Churches and synagogues don’t disappear in one day. Their congregations dwindle slowly over the course of years, even decades. This means they have plenty of time to plan. In 2013, the leadership group at Temple B’nai Israel realized that the synagogue was not sustainable. More than thirty years earlier, it had gone from having a full-time rabbi to having only a part-time rabbi. Later, it went from having a rabbi to having a rabbinical student from Hebrew College in Newton. (Some other synagogues forgo the rabbi altogether and just rely on laymen leading worship services.) In August 2017, temple leaders contacted the Georgia-based Jewish Community Legacy Project, which was founded in 2010 and has worked with 335 congregations over the past fifteen years. The Legacy Project does what might be considered estate planning for synagogues, helping them dispose of assets, sell property, and use whatever money remains to maintain a such things as cemeteries. “The idea,” said Noah Levine, the founder of the Legacy Project, “is that a synagogue may close but the legacy of the building and congregation will live on.”

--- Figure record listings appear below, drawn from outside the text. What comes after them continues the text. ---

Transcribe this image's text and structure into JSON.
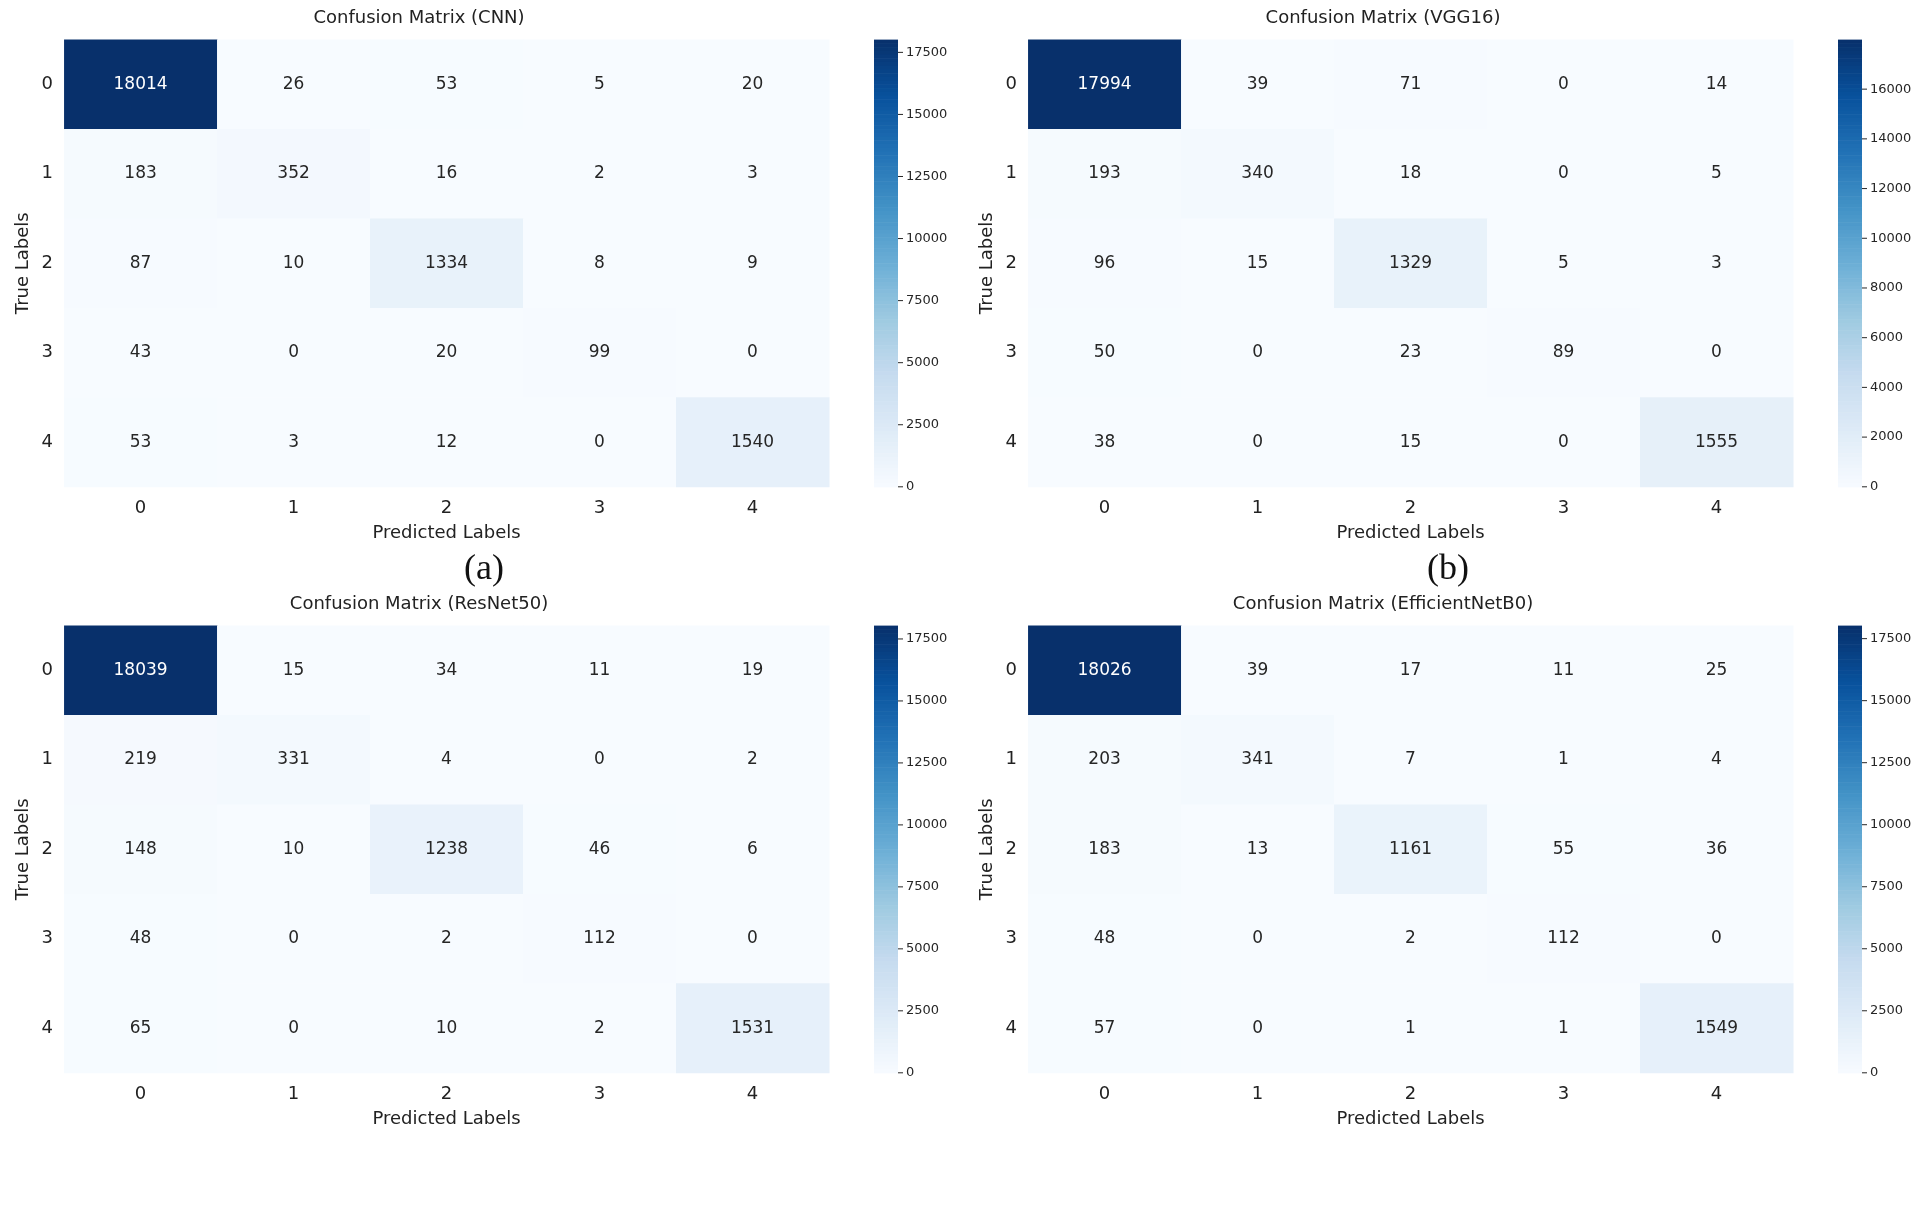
{
  "chart_data": [
    {
      "type": "heatmap",
      "data_labels": true,
      "title": "Confusion Matrix (CNN)",
      "xlabel": "Predicted Labels",
      "ylabel": "True Labels",
      "categories": [
        "0",
        "1",
        "2",
        "3",
        "4"
      ],
      "y_categories": [
        "0",
        "1",
        "2",
        "3",
        "4"
      ],
      "cells": [
        [
          18014,
          26,
          53,
          5,
          20
        ],
        [
          183,
          352,
          16,
          2,
          3
        ],
        [
          87,
          10,
          1334,
          8,
          9
        ],
        [
          43,
          0,
          20,
          99,
          0
        ],
        [
          53,
          3,
          12,
          0,
          1540
        ]
      ],
      "clim": [
        0,
        18014
      ],
      "cticks": [
        0,
        2500,
        5000,
        7500,
        10000,
        12500,
        15000,
        17500
      ],
      "annotations": [
        "(a)"
      ]
    },
    {
      "type": "heatmap",
      "data_labels": true,
      "title": "Confusion Matrix (VGG16)",
      "xlabel": "Predicted Labels",
      "ylabel": "True Labels",
      "categories": [
        "0",
        "1",
        "2",
        "3",
        "4"
      ],
      "y_categories": [
        "0",
        "1",
        "2",
        "3",
        "4"
      ],
      "cells": [
        [
          17994,
          39,
          71,
          0,
          14
        ],
        [
          193,
          340,
          18,
          0,
          5
        ],
        [
          96,
          15,
          1329,
          5,
          3
        ],
        [
          50,
          0,
          23,
          89,
          0
        ],
        [
          38,
          0,
          15,
          0,
          1555
        ]
      ],
      "clim": [
        0,
        17994
      ],
      "cticks": [
        0,
        2000,
        4000,
        6000,
        8000,
        10000,
        12000,
        14000,
        16000
      ],
      "annotations": [
        "(b)"
      ]
    },
    {
      "type": "heatmap",
      "data_labels": true,
      "title": "Confusion Matrix (ResNet50)",
      "xlabel": "Predicted Labels",
      "ylabel": "True Labels",
      "categories": [
        "0",
        "1",
        "2",
        "3",
        "4"
      ],
      "y_categories": [
        "0",
        "1",
        "2",
        "3",
        "4"
      ],
      "cells": [
        [
          18039,
          15,
          34,
          11,
          19
        ],
        [
          219,
          331,
          4,
          0,
          2
        ],
        [
          148,
          10,
          1238,
          46,
          6
        ],
        [
          48,
          0,
          2,
          112,
          0
        ],
        [
          65,
          0,
          10,
          2,
          1531
        ]
      ],
      "clim": [
        0,
        18039
      ],
      "cticks": [
        0,
        2500,
        5000,
        7500,
        10000,
        12500,
        15000,
        17500
      ]
    },
    {
      "type": "heatmap",
      "data_labels": true,
      "title": "Confusion Matrix (EfficientNetB0)",
      "xlabel": "Predicted Labels",
      "ylabel": "True Labels",
      "categories": [
        "0",
        "1",
        "2",
        "3",
        "4"
      ],
      "y_categories": [
        "0",
        "1",
        "2",
        "3",
        "4"
      ],
      "cells": [
        [
          18026,
          39,
          17,
          11,
          25
        ],
        [
          203,
          341,
          7,
          1,
          4
        ],
        [
          183,
          13,
          1161,
          55,
          36
        ],
        [
          48,
          0,
          2,
          112,
          0
        ],
        [
          57,
          0,
          1,
          1,
          1549
        ]
      ],
      "clim": [
        0,
        18026
      ],
      "cticks": [
        0,
        2500,
        5000,
        7500,
        10000,
        12500,
        15000,
        17500
      ]
    }
  ]
}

The Legacy Project set up a to-do list for B’nai Israel, which included placing sacred objects in other synagogues. One of the synagogue’s Torahs went to a former B’nai Israel rabbi who worked in Washington D.C., while another went to a synagogue in Kenya. Prayer books, pews, and the mantel and ark were sent to Jewish congregations that didn’t have these things. After the sale of the temple was complete, the money went to an endowment that provides funding for “Jewish organizations, women’s organizations, organizations that help children,” Cherry said. The building may be gone, but community’s legacy lives on.